This move is getting real, folks! Yesterday was my last day of work at the firm. I finished transitioning all of my projects to other lawyers and spoke with the last of my clients who needed to know. At 5:00pm I turned on my “out of office” notice and headed down to a special farewell happy hour, where I had a chance to say goodbye to many of the good people I’ve worked with over the past six years.
I’ve moved enough times in my life to know that saying goodbye is never easy, and it certainly wasn’t easy to say it yesterday. The firm has been an enormous part of my life for six years — I started there fresh out of law school, a baby lawyer with no idea what I was doing, and in the intervening years I’ve learned and grown professionally, developed lifelong friendships and a remarkable professional network, and gained a level of financial stability that I never had before — all of which makes it possible for me to move on to the next chapter of life. True, there were frustrations and challenges, and plenty of blood, sweat and tears along the way. But as I looked back over the years, I felt a welling up of emotion: gratitude for the blessings and opportunities that I’ve had; affection for the many good people I’ve known; sadness at the thought of no longer being part of the community.
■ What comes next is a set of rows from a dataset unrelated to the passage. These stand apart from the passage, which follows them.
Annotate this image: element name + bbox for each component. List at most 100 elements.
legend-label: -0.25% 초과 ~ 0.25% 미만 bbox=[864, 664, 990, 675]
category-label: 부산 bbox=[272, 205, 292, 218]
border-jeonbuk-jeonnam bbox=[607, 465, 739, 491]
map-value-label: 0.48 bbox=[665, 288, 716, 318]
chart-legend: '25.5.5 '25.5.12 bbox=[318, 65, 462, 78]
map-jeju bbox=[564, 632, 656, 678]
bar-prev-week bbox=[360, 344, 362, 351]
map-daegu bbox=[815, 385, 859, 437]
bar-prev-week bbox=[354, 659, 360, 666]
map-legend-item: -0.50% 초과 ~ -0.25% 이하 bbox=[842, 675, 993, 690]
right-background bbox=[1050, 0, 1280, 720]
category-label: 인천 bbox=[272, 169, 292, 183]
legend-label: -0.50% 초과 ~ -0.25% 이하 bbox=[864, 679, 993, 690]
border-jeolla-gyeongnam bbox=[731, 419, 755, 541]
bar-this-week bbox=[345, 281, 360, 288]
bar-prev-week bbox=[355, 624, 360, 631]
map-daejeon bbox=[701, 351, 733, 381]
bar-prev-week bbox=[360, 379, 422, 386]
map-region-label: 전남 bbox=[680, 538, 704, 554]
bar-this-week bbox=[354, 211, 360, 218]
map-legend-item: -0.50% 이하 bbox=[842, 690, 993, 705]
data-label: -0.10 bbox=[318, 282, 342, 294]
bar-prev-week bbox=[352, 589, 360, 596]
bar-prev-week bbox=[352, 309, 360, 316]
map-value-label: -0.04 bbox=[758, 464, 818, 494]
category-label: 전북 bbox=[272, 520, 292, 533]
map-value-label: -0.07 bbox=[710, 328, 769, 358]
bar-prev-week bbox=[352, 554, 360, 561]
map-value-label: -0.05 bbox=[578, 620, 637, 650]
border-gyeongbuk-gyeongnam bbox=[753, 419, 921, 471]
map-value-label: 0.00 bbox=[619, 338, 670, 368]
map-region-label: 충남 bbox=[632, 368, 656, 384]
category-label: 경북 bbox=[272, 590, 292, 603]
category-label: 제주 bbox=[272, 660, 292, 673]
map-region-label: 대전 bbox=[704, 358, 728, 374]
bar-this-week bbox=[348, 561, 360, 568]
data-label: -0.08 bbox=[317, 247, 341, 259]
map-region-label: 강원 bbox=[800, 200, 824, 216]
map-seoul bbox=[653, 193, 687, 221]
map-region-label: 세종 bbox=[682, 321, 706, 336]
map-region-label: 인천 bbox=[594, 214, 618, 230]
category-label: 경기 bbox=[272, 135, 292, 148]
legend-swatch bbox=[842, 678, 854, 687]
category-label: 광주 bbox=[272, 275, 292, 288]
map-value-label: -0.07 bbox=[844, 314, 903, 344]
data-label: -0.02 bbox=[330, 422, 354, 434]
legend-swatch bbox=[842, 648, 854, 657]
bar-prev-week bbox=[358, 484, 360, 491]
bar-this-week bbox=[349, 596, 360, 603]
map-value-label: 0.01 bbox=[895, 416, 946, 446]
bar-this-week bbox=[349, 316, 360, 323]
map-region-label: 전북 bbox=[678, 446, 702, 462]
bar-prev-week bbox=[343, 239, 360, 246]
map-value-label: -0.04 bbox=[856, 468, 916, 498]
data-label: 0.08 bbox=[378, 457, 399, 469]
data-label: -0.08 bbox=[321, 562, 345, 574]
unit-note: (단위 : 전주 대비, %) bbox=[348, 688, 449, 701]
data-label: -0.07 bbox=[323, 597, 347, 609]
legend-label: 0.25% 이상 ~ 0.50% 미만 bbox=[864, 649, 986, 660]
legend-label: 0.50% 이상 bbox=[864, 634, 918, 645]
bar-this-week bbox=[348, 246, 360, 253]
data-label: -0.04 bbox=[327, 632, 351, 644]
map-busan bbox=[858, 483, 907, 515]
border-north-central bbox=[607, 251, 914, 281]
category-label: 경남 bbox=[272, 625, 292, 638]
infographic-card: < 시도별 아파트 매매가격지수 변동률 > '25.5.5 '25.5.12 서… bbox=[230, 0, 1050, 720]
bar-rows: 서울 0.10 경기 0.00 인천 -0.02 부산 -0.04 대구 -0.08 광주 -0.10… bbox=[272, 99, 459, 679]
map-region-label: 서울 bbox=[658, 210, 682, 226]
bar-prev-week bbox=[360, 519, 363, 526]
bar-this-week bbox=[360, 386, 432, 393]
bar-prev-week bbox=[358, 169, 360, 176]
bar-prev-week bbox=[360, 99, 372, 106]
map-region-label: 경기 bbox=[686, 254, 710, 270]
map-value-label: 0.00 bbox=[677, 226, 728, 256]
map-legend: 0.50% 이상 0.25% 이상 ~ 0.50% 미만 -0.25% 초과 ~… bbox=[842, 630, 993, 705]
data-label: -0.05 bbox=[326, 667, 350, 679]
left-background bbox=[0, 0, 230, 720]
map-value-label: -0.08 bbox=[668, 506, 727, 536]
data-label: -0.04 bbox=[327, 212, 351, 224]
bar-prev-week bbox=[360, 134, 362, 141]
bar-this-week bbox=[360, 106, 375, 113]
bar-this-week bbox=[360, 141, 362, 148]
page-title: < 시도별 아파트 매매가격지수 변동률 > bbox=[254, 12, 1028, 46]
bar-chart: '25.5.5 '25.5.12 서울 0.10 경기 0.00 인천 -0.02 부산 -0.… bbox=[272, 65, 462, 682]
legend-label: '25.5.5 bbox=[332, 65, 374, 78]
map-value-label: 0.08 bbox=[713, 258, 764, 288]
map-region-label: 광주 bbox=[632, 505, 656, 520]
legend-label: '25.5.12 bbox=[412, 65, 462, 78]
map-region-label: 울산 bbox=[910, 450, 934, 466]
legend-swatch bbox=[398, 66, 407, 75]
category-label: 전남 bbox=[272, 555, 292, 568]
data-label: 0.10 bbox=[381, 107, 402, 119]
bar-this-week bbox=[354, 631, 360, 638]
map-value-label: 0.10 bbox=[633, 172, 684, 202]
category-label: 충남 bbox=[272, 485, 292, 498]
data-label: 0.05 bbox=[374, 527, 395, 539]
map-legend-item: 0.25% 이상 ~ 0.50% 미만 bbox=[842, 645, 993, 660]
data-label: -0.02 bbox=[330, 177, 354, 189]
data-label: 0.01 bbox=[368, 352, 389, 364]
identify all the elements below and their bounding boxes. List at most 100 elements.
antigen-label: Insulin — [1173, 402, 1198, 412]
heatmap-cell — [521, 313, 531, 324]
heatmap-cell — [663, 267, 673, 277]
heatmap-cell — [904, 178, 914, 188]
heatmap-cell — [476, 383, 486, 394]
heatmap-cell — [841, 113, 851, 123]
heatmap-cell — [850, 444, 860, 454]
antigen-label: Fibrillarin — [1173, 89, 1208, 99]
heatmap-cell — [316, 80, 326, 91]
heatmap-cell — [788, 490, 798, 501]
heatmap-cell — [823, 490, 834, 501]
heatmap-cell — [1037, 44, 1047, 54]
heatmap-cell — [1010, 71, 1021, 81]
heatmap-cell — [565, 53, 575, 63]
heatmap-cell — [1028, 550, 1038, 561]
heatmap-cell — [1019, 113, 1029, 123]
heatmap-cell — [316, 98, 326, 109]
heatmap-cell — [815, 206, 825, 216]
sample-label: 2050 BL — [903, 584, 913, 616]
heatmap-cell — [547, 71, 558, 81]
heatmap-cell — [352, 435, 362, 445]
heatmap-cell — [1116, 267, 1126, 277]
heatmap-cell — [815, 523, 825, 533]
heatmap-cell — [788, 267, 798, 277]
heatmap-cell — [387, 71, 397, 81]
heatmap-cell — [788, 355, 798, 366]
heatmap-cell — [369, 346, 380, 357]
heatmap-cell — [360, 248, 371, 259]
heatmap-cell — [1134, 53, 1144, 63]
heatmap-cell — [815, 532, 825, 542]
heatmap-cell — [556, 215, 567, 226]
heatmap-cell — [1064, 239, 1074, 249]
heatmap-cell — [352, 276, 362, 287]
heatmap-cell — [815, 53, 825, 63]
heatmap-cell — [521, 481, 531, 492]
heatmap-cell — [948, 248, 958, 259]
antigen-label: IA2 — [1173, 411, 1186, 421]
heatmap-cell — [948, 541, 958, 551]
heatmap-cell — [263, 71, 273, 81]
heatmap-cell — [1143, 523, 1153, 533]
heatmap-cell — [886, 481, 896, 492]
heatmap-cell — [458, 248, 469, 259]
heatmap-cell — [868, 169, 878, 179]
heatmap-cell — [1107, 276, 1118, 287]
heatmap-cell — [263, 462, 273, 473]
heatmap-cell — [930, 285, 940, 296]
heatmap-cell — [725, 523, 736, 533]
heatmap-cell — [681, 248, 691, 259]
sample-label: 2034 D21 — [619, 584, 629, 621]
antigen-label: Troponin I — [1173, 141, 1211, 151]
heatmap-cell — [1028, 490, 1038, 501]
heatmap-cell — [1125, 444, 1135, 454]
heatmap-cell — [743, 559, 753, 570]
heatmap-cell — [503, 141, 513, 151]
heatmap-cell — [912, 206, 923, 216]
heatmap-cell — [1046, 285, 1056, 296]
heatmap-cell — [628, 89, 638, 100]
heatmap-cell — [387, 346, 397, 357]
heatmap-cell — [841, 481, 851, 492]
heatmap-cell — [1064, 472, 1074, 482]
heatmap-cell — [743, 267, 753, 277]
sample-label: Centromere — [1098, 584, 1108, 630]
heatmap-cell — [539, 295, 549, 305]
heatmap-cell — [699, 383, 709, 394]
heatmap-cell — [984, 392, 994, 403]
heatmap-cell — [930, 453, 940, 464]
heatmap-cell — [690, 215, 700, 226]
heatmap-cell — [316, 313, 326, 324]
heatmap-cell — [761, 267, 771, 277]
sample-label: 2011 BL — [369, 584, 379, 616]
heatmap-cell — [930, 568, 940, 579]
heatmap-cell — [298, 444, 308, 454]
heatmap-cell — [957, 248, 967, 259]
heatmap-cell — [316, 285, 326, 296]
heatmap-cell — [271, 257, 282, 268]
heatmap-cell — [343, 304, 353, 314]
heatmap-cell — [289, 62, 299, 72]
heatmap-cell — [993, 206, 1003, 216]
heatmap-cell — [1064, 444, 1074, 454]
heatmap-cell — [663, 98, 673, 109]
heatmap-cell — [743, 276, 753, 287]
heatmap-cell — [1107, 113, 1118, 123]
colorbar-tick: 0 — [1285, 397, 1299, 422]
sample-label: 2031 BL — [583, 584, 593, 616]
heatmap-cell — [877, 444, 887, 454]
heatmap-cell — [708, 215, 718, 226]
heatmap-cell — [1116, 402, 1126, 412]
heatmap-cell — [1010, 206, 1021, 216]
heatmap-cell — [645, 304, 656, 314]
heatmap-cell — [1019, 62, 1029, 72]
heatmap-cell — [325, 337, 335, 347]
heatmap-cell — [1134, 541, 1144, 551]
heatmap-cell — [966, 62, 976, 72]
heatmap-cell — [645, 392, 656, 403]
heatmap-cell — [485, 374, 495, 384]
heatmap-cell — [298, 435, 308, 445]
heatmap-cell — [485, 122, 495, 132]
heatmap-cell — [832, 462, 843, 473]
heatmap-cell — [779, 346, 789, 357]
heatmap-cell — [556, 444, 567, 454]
The hardest person to say goodbye to was my secretary, Joanne. She was there on day one and every day since then. She’s smart and funny and loyal, and I realized early on that she was a keeper — even though I moved from one office to another as I got more senior, I always made sure that Joanne and I stayed assigned to each other. When she came down to give me my last timesheet for review, I meant to tell her how much I’ve appreciated working with her — but then I started to get choked up and so I made her go out into the hall and take pictures with me instead.
|JJD and Joanne|
Good timing, too, because right then Lynn came back from lunch and we were able to get a shot of all three of us. Lynn is another secretary who has been there for me since the beginning. She and Joanne shared a suite for the first couple of years that I was at the firm, and now for the past year we’ve been down on the 6th floor together while Joanne stayed up on 7.
The farewell party was a lot of fun, and I was really touched by all the people who took time out of their busy days to stop by and see me before they went home (or back to their offices to keep working). The extrovert part of me loves parties like that, where I’m the center of attention and can chat with everyone in the crowd. The introvert part of me wishes I could just have a series of intimate one-on-one conversations with each of them.
By the time the party left and it was time to go back upstairs and gather my things out of my office, the melancholy of farewells had returned. Fortunately the people who knew me well had stuck around. Adina, who had organized the whole thing, stayed until the end and helped me close out with the restaurant. Then I went out for sushi with Jeff and he cheered me up by discussing such important topics as which guilty-pleasure TV shows were we watching (TeenWolf, Glee) and which Broadway musicals and/or Russian composers it was important to like and/or not to like in order to be thought cool by the cognoscenti (Phantom and Tchaikovsky, respectively).